In 1952, a schoolboy was digging up potatoes, assisting a gardener in the grounds of his school in Fife as part of a punishment. He stumbled across a bulbous shape that he initially mistook for a potato, only to discover later that he had found an Egyptian masterpiece made some 4,000 years ago.

The idea of finding ancient treasures buried in the Scottish countryside, rather than beneath the sands of Cairo, is somewhat unlikely. Yet this was to be the first of 18 Egyptian antiquities unearthed on three separate occasions by schoolboys over some 30 years in the most unexpected of places – Melville House, a historic building near the small parish of Monimail in Fife.
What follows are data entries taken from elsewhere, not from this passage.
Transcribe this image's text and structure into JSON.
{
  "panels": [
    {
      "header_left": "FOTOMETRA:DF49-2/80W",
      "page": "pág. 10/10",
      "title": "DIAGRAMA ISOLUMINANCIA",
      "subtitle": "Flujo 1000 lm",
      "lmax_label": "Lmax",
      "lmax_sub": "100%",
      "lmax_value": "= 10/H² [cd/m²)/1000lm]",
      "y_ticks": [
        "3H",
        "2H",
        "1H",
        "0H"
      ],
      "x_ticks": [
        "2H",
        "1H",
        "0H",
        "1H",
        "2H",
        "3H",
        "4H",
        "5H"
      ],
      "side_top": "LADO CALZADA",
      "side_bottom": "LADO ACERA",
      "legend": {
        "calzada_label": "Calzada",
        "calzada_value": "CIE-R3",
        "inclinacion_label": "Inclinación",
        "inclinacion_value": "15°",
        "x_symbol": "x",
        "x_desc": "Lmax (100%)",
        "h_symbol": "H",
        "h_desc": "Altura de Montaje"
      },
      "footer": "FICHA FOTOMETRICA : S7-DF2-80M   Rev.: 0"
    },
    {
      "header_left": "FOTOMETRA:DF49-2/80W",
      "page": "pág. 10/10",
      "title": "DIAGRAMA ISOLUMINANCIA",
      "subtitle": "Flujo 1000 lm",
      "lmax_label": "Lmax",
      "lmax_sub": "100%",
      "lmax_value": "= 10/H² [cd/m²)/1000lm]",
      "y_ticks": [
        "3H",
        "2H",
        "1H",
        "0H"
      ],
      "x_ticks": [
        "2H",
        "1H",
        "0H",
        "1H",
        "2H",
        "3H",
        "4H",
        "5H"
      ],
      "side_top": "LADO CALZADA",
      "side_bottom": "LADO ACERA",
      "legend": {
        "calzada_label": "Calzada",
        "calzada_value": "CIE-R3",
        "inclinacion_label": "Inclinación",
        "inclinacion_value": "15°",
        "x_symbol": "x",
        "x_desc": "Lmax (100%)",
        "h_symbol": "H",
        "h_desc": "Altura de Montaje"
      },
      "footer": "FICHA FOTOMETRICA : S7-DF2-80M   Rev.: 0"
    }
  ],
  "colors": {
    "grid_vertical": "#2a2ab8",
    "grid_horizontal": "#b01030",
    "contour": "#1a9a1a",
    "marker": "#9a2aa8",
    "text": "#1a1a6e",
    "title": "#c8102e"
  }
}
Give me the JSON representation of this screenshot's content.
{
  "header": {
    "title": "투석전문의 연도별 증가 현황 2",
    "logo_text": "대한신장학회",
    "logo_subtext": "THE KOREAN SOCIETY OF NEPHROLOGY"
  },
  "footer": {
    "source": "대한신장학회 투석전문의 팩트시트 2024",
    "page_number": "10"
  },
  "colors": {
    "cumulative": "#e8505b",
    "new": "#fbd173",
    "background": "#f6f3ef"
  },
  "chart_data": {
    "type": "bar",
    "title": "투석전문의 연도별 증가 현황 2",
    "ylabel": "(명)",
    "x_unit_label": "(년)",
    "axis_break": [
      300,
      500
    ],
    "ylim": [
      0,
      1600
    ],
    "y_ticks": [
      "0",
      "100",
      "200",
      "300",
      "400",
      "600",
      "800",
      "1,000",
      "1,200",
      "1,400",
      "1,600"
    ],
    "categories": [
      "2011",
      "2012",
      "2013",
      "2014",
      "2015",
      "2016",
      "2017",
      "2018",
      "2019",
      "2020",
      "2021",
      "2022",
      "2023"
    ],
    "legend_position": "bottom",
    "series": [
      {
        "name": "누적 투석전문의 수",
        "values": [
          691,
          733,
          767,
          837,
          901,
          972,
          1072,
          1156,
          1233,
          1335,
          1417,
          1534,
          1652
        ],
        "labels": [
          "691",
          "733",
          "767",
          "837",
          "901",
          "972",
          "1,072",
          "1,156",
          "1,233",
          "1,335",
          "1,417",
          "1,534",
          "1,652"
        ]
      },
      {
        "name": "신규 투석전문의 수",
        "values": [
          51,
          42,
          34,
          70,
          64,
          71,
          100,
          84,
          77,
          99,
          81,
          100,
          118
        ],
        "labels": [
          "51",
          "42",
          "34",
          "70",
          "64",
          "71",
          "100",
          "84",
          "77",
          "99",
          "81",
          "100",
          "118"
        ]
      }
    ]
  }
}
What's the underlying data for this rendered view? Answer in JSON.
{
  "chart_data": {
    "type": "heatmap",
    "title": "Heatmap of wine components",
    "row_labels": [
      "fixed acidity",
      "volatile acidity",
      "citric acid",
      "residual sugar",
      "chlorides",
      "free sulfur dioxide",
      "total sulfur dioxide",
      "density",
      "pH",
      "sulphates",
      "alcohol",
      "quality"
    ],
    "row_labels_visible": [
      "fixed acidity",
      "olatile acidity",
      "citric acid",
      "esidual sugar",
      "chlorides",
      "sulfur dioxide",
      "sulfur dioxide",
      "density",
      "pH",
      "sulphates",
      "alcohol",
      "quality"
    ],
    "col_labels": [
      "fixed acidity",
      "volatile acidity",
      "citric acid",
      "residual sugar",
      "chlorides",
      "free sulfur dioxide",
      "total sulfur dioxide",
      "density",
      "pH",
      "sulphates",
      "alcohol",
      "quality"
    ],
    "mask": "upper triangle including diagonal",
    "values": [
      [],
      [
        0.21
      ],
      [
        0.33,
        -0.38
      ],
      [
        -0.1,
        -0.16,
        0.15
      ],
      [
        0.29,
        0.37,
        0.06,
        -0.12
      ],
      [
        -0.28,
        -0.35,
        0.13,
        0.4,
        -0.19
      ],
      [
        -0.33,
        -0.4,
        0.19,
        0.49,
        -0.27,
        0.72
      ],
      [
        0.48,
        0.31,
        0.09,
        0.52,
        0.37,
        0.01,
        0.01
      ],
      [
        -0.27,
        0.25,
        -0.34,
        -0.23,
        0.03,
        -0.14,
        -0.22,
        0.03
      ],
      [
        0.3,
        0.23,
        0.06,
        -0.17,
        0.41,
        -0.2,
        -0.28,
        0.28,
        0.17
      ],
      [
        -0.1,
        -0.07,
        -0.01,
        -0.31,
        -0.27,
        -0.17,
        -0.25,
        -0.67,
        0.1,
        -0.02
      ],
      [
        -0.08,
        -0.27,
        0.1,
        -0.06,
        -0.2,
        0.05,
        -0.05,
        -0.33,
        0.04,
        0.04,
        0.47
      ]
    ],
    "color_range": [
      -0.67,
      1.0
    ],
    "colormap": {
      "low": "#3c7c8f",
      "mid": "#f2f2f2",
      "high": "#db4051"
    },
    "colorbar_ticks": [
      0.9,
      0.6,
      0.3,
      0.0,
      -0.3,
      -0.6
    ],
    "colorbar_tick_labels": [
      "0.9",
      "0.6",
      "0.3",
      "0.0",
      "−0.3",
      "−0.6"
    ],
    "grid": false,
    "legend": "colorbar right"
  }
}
The story of the discoveries is being told for the first time by Goring and her successor, Dr Margaret Maitland, in the forthcoming Proceedings of the Society of Antiquaries of Scotland, to be published on 30 November.
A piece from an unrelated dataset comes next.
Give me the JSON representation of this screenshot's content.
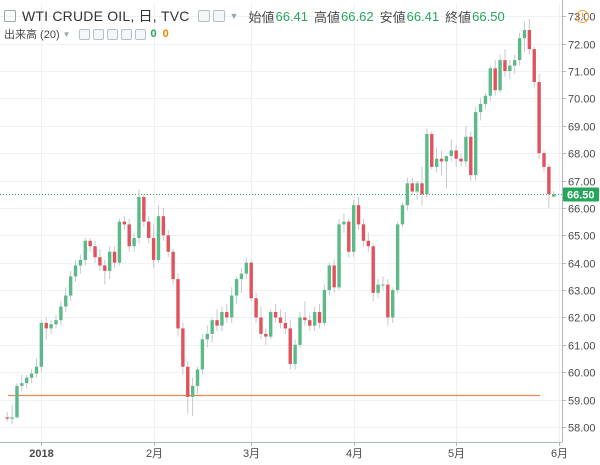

One possible explanation is that they were acquired by Alexander, Lord Balgonie, heir to the property, who visited Egypt in 1856 with his two sisters to improve his poor health after falling ill during service in the Crimean war. But he returned to Britain weaker, and died in 1857, aged only 24, from TB.

It is possible that grief and the sad association of the antiquities with his early death prompted someone to dispose of them. It also could be that stories of “the mummy’s curse”, dating to the 1860s, linked such antiquities with ill fortune, prompting someone to bury them.